Reed hoped to reopen the mine by late 2012 and carry out mining in both an open pit and underground operation. Reed Resources refurbished the process plant and eventually commenced mining in January 2013. The operations suffered from high cost, low grades and performance issues, eventually forcing the company into administration. Forced to sell, Metals X initially offered A$7.7 million for the operations, increasing this to A$9.4 million in June 2014 to match rival bids. Metals X re-commenced mining at Bluebird in June 2015 and ore processing the following October.

In 2016, the mine came under Westgold Resources ownership when Metals X and Westgold de-merged, with the latter retaining ownership of company's the gold mining operations, including Higginsville.

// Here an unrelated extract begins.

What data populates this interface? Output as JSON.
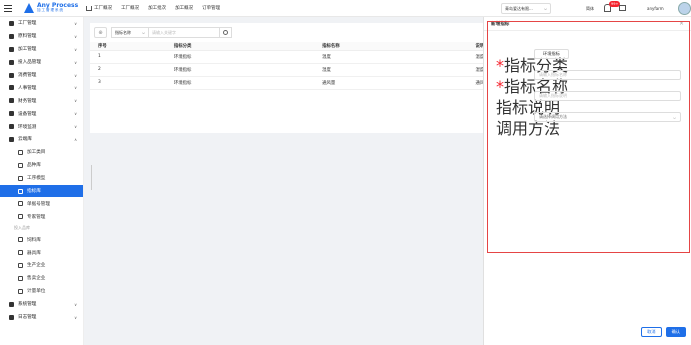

As of 2022, the mine is part of Westgold's Murchison Operations, which consist of the Meekatharra and the Cue Gold Operation. The Meekatharra Gold Operation, with the Bluebird plant as its central processing location, consist of the Paddy’s Flat, South Emu-Triton and Bluebird underground mines and the surface operations at Five Mile Well, Maid Marion, Albury Heath and Aladdin open pits.

==Production==
Annual production of the mine:

| Year | Production | Grade | Cost per ounce |
|---|---|---|---|
| 2000 | 86,798 ounces | 0.93 g/t | A$321 |
| 2001 | 111,380 ounces | 1.67 g/t | A$469 |
| 2002 ^{[1]} | 97,254 ounces | 2.29 g/t | A$459 |
| 2002–03 | 96,611 ounces | 1,47 g/t |  |
| 2003–04 | 37,983 ounces | 0.84 g/t |  |
| 2004–07 | in care and maintenance |  |  |
| 2007–08 | 32,145 ounces |  |  |
| 2008–12 | in care and maintenance |  |  |
| 2012–13 |  |  |  |
| 2013–14 |  |  |  |
| 2014–2015 | in care and maintenance |  |  |
| 2015–16 | 37,182 ounces | 2.25 g/t | A$1,436 |
| 2016–17 | 101,339 ounces | 2.34 g/t | A$1,303 |
| 2017–18 | 112,430 ounces | 2.56 g/t | A$1,492 |
| 2018–19 | 94,280 ounces | 2.64 g/t | A$1,451 |
| 2019–20 | 104,088 ounces | 2.62 g/t | A$1,496 |
| 2020–21 | 103,061 ounces | 2.23 g/t | A$1,628 |
| 2021–22^{[2]} | 204,937 ounces | 2.5 g/t | A$1,748 |
| 2022–23^{[2]} | 203,000 ounces |  | A$1,971 |

===Notes===

- Figures for January to September 2002 only.
- Combined result for the Murchison Operations consisted of the Meekatharra Gold Operation and the Cue Gold Operation. The Meekatharra Gold Operation consists of the Paddy’s Flat, South Emu-Triton and Bluebird underground mines and the surface operations at Five Mile Well, Maid Marion, Albury Heath and Aladdin open pits. The Cue Gold Operation consists of the Big Bell underground mine as its primary producer, supplemented by the Comet underground mine.